The system is designed to allow users to prototype and build new objects on the same machine. Inkbit's current industrial printer has 16 printheads to create multi-material parts and a print block large enough to produce hundreds of thousands of fist-sized products each year (or a smaller number of larger products). The non-contact inkjet design of the machine means that increasing the size of later iterations will be as simple as enlarging the print block.
"Previously, people could make prototypes with multi-material printers, but they could not really make the final parts," says Matusik, noting that post-processing of Inkbit parts can be fully automated. "It's something that is not possible with other manufacturing methods."
The Inkbit 3D printer can produce multi-material objects (such as the pinch valve shown above) at high volume. Courtesy of Inkbit
The new capabilities of the Inkbit machine mean that some of the materials that the founders want to print with are not available. The company has therefore created some of its own chemicals to push the performance of their products to the limit. An exclusive system for mixing two materials just before printing will be available on Inkbit printers delivered next year. The two-part chemistry mixing system will allow the company to print a wider range of technical grade materials.

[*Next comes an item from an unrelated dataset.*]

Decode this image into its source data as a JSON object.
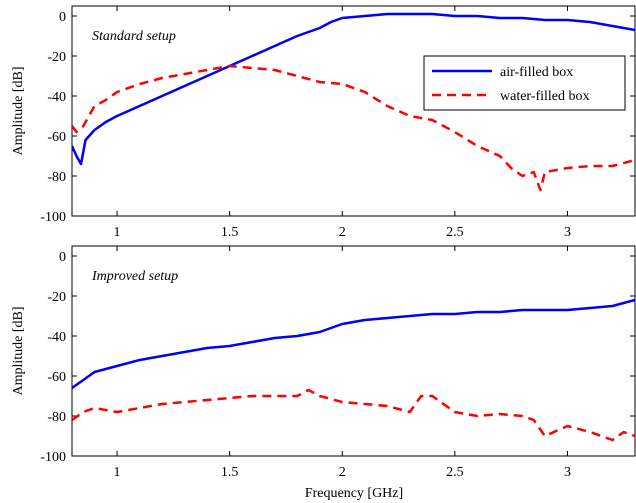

Johnson and Johnson, strategic partner of Inkbit, is in the process of acquiring one of the first printers. The MIT Startup Exchange Accelerator (STEX25) has also helped to expose Inkbit to large companies such as Amgen, Asics, BAE Systems, Bosch, Chanel, Lockheed Martin, Medtronic, Novartis, and others.
Today, the founders spend much of their time forming product design teams that have never been able to 3D print their products – not to mention incorporating them. from electronic components to 3D printed parts.
Designers and inventors may have to wait a while before taking full advantage of the possibilities offered by integrated multi-material 3D printing. But for now, Inkbit strives to ensure that when this future comes, the most imaginative people will have a machine to work with.
"Some are so ahead of their time," says Matusik. "I think it will be really fascinating to see how people will use it for finished products."